TAYLOR
v.
SAXTON
Docket No. 67438.
Michigan Court of Appeals.
Decided February 13, 1984.Rothe, Mazey, Mazey & Hamburger, P.C. (by Robert L. Hamburger), for plaintiff.
Garan, Lucow, Miller, Seward, Cooper & Becker, P.C. (by Matthew A. Seward), for American Federal Savings and Loan Association.
Harvey, Kruse, Westen & Milan, P.C. (by Francis H. Porretta), for ASA Service Corporation.
Before: WAHLS, P.J., and D.E. HOLBROOK, JR., and R.E. ROBINSON,[*] JJ.
PER CURIAM.
In the instant case, Mr. Raymond *304 J. Taylor was visiting relatives in the City of Southfield and was staying at the Howard Johnson's Motor Lodge located along Northwestern Highway, just north of 10-Mile Road in the City of Southfield. On December 27, 1981, he and one of his daughters decided to go to a restaurant located approximately 200 yards south of the hotel along Northwestern Highway. There had been substantial snowfall that month, with a very substantial accumulation on the ground as of December 27, 1981. Mr. Taylor and his daughter walked to the restaurant using the street. Although there were sidewalks adjacent to both the restaurant and the adjoining property in question, the sidewalks were not cleared of the snow. There was approximately 10 to 12 inches of snow and ice accumulated over the sidewalk and the adjoining grass and curb. Mr. Taylor and his daughter walked in the street along the curb to the restaurant without incident.
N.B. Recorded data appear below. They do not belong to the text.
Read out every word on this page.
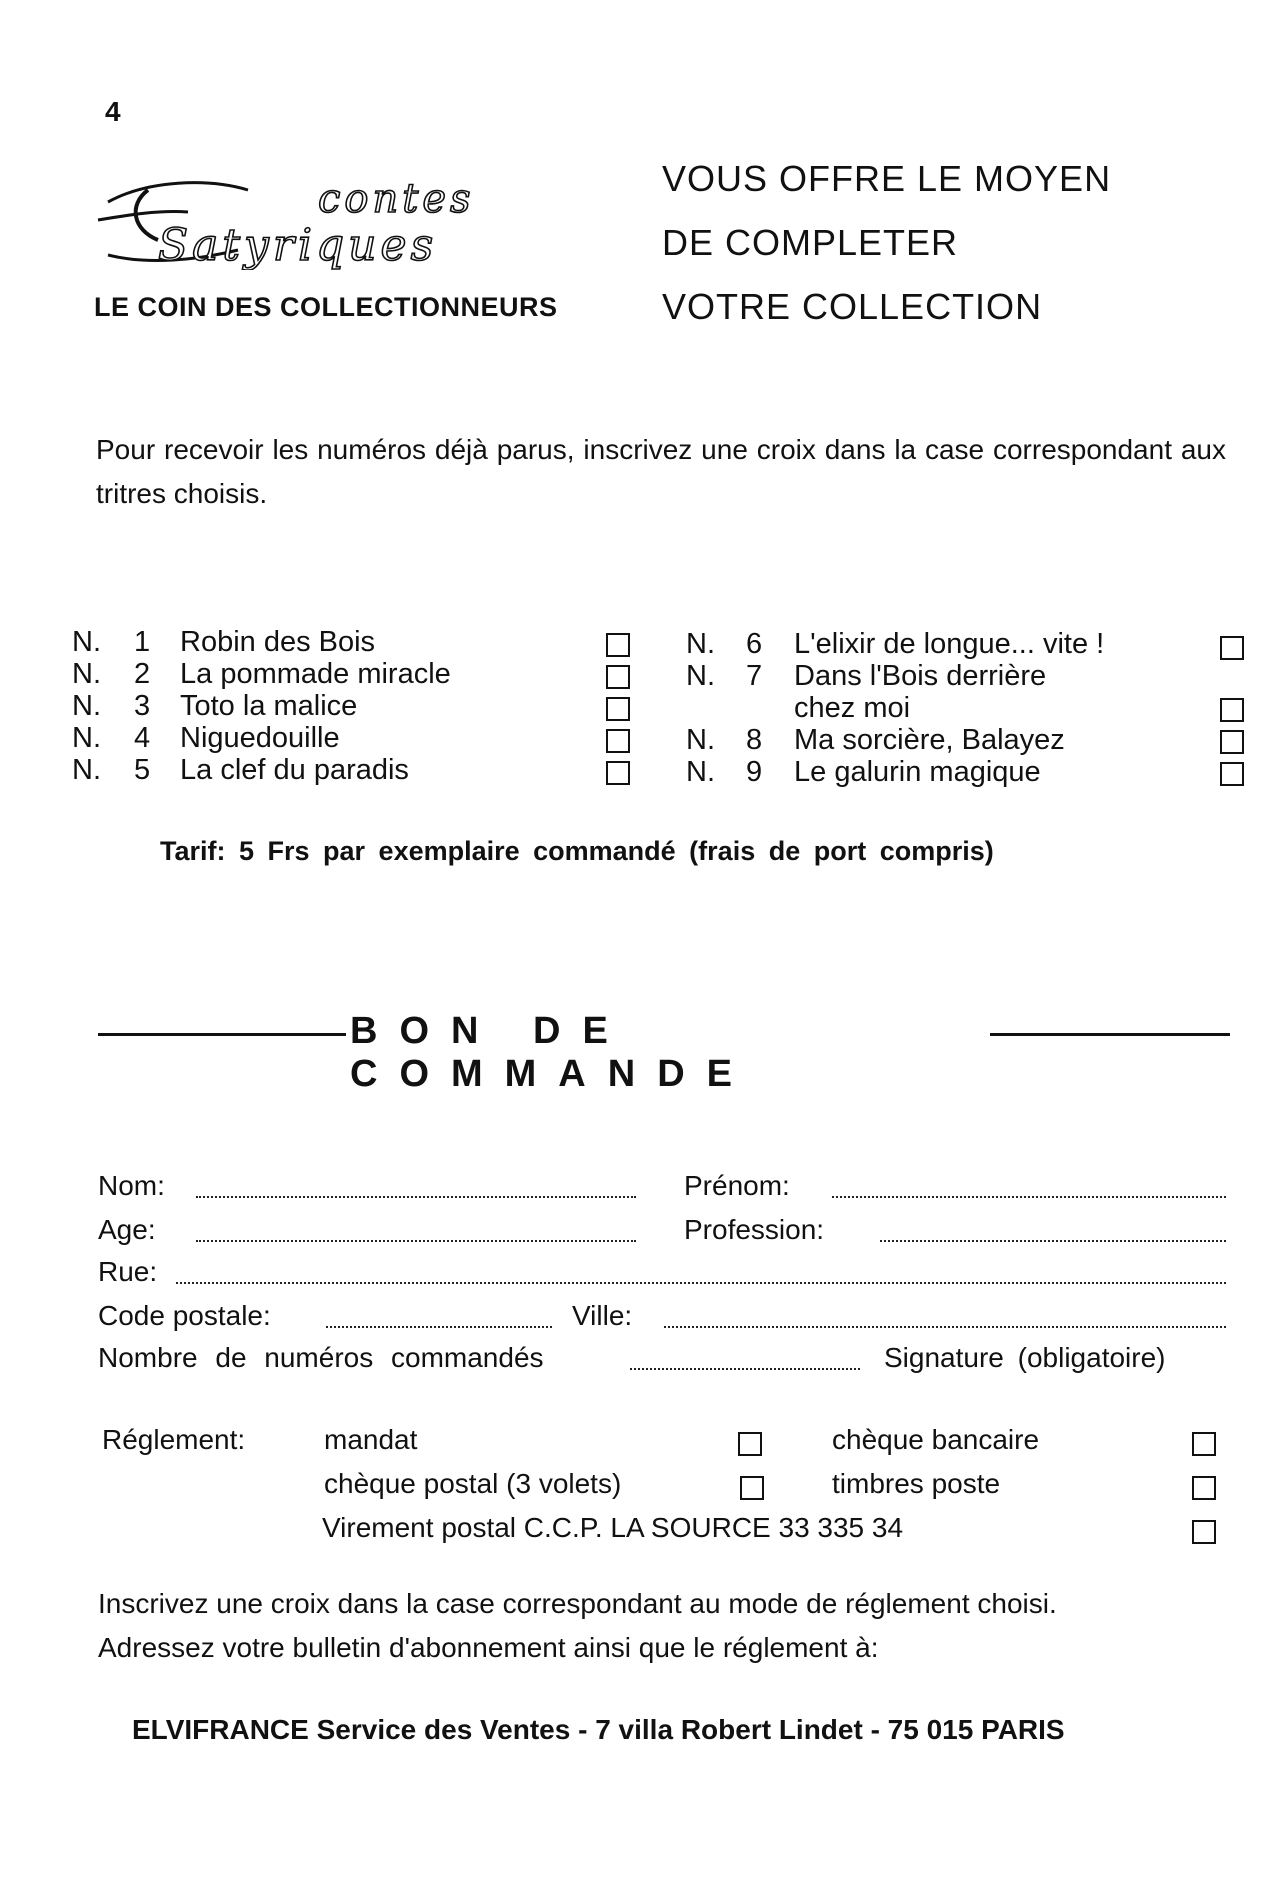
4
contes
Satyriques
VOUS OFFRE LE MOYEN
DE COMPLETER
VOTRE COLLECTION
LE COIN DES COLLECTIONNEURS
Pour recevoir les numéros déjà parus, inscrivez une croix dans la case correspondant aux tritres choisis.
N. 1 Robin des Bois
N. 2 La pommade miracle
N. 3 Toto la malice
N. 4 Niguedouille
N. 5 La clef du paradis
N. 6 L'elixir de longue... vite !
N. 7 Dans l'Bois derrière
chez moi
N. 8 Ma sorcière, Balayez
N. 9 Le galurin magique
Tarif: 5 Frs par exemplaire commandé (frais de port compris)
BON DE COMMANDE
Nom:	Prénom:
Age:	Profession:
Rue:
Code postale:	Ville:
Nombre de numéros commandés	Signature (obligatoire)
Réglement:	mandat	chèque bancaire
chèque postal (3 volets)	timbres poste
Virement postal C.C.P. LA SOURCE 33 335 34
Inscrivez une croix dans la case correspondant au mode de réglement choisi.
Adressez votre bulletin d'abonnement ainsi que le réglement à:
ELVIFRANCE Service des Ventes - 7 villa Robert Lindet - 75 015 PARIS
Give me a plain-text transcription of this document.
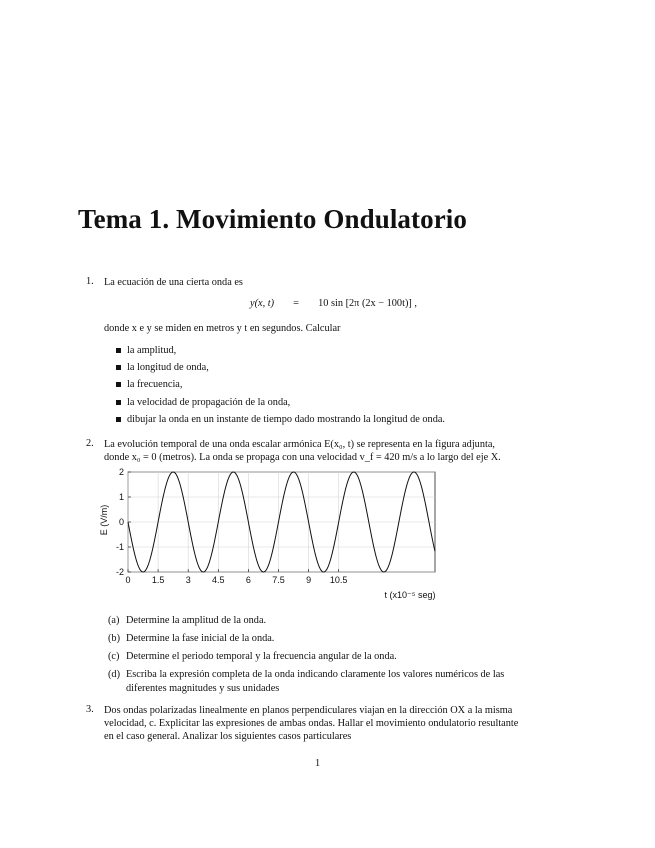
Tema 1. Movimiento Ondulatorio
1. La ecuación de una cierta onda es
y(x, t) = 10 sin [2π (2x − 100t)] ,
donde x e y se miden en metros y t en segundos. Calcular
la amplitud,
la longitud de onda,
la frecuencia,
la velocidad de propagación de la onda,
dibujar la onda en un instante de tiempo dado mostrando la longitud de onda.
2. La evolución temporal de una onda escalar armónica E(x₀, t) se representa en la figura adjunta,
donde x₀ = 0 (metros). La onda se propaga con una velocidad v_f = 420 m/s a lo largo del eje X.
0 1.5 3 4.5 6 7.5 9 10.5
2
1
0
-1
-2
E (V/m)
t (x10⁻⁵ seg)
(a) Determine la amplitud de la onda.
(b) Determine la fase inicial de la onda.
(c) Determine el periodo temporal y la frecuencia angular de la onda.
(d) Escriba la expresión completa de la onda indicando claramente los valores numéricos de las
diferentes magnitudes y sus unidades
3. Dos ondas polarizadas linealmente en planos perpendiculares viajan en la dirección OX a la misma
velocidad, c. Explicitar las expresiones de ambas ondas. Hallar el movimiento ondulatorio resultante
en el caso general. Analizar los siguientes casos particulares
1
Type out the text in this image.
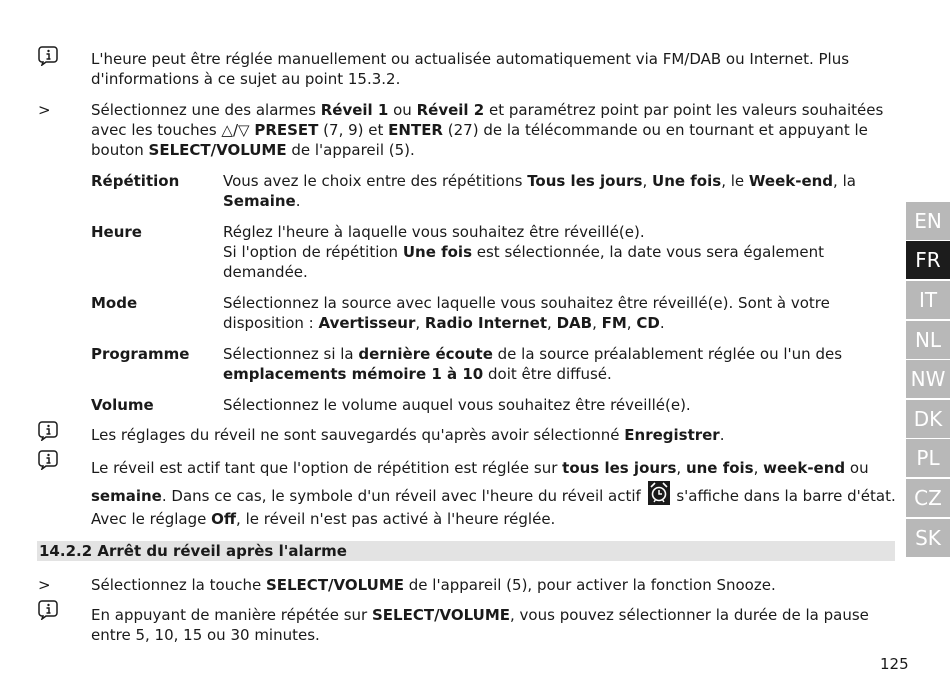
L'heure peut être réglée manuellement ou actualisée automatiquement via FM/DAB ou Internet. Plus d'informations à ce sujet au point 15.3.2.
>	Sélectionnez une des alarmes Réveil 1 ou Réveil 2 et paramétrez point par point les valeurs souhaitées avec les touches △/▽ PRESET (7, 9) et ENTER (27) de la télécommande ou en tournant et appuyant le bouton SELECT/VOLUME de l'appareil (5).
Répétition	Vous avez le choix entre des répétitions Tous les jours, Une fois, le Week-end, la Semaine.
Heure	Réglez l'heure à laquelle vous souhaitez être réveillé(e).
Si l'option de répétition Une fois est sélectionnée, la date vous sera également demandée.
Mode	Sélectionnez la source avec laquelle vous souhaitez être réveillé(e). Sont à votre disposition : Avertisseur, Radio Internet, DAB, FM, CD.
Programme Sélectionnez si la dernière écoute de la source préalablement réglée ou l'un des emplacements mémoire 1 à 10 doit être diffusé.
Volume	Sélectionnez le volume auquel vous souhaitez être réveillé(e).
Les réglages du réveil ne sont sauvegardés qu'après avoir sélectionné Enregistrer.
Le réveil est actif tant que l'option de répétition est réglée sur tous les jours, une fois, week-end ou semaine. Dans ce cas, le symbole d'un réveil avec l'heure du réveil actif  s'affiche dans la barre d'état.
Avec le réglage Off, le réveil n'est pas activé à l'heure réglée.
14.2.2 Arrêt du réveil après l'alarme
>	Sélectionnez la touche SELECT/VOLUME de l'appareil (5), pour activer la fonction Snooze.
En appuyant de manière répétée sur SELECT/VOLUME, vous pouvez sélectionner la durée de la pause entre 5, 10, 15 ou 30 minutes.
EN
FR
IT
NL
NW
DK
PL
CZ
SK
125
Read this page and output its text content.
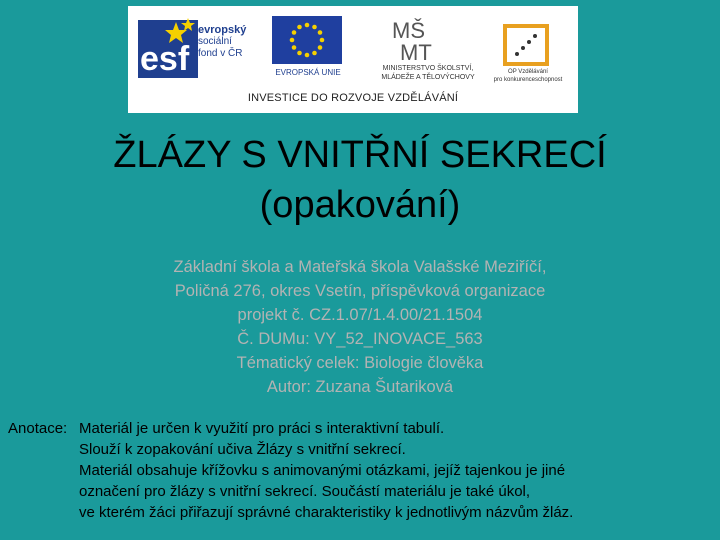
esf
evropský
sociální
fond v ČR
EVROPSKÁ UNIE
MŠ
MT
MINISTERSTVO ŠKOLSTVÍ,
MLÁDEŽE A TĚLOVÝCHOVY
OP Vzdělávání
pro konkurenceschopnost
INVESTICE DO ROZVOJE VZDĚLÁVÁNÍ
ŽLÁZY S VNITŘNÍ SEKRECÍ
(opakování)
Základní škola a Mateřská škola Valašské Meziříčí,
Poličná 276, okres Vsetín, příspěvková organizace
projekt č. CZ.1.07/1.4.00/21.1504
Č. DUMu: VY_52_INOVACE_563
Tématický celek: Biologie člověka
Autor: Zuzana Šutariková
Anotace: Materiál je určen k využití pro práci s interaktivní tabulí.
Slouží k zopakování učiva Žlázy s vnitřní sekrecí.
Materiál obsahuje křížovku s animovanými otázkami, jejíž tajenkou je jiné
označení pro žlázy s vnitřní sekrecí. Součástí materiálu je také úkol,
ve kterém žáci přiřazují správné charakteristiky k jednotlivým názvům žláz.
Upon completing their meal, Mr. Taylor and his daughter exited from the restaurant and proceeded back along the street in the direction from which they had come. Defendant Alden Saxton had exited from the John Lodge Expressway and was proceeding on the northbound Northwestern Highway service ramp. He testified that he did not see either Raymond J. Taylor or his daughter until it was too late for him to stop. He also testified that he was attempting to move from the left-hand lane over to the right-hand lane. Mr. Taylor was struck by Mr. Saxton's automobile and killed.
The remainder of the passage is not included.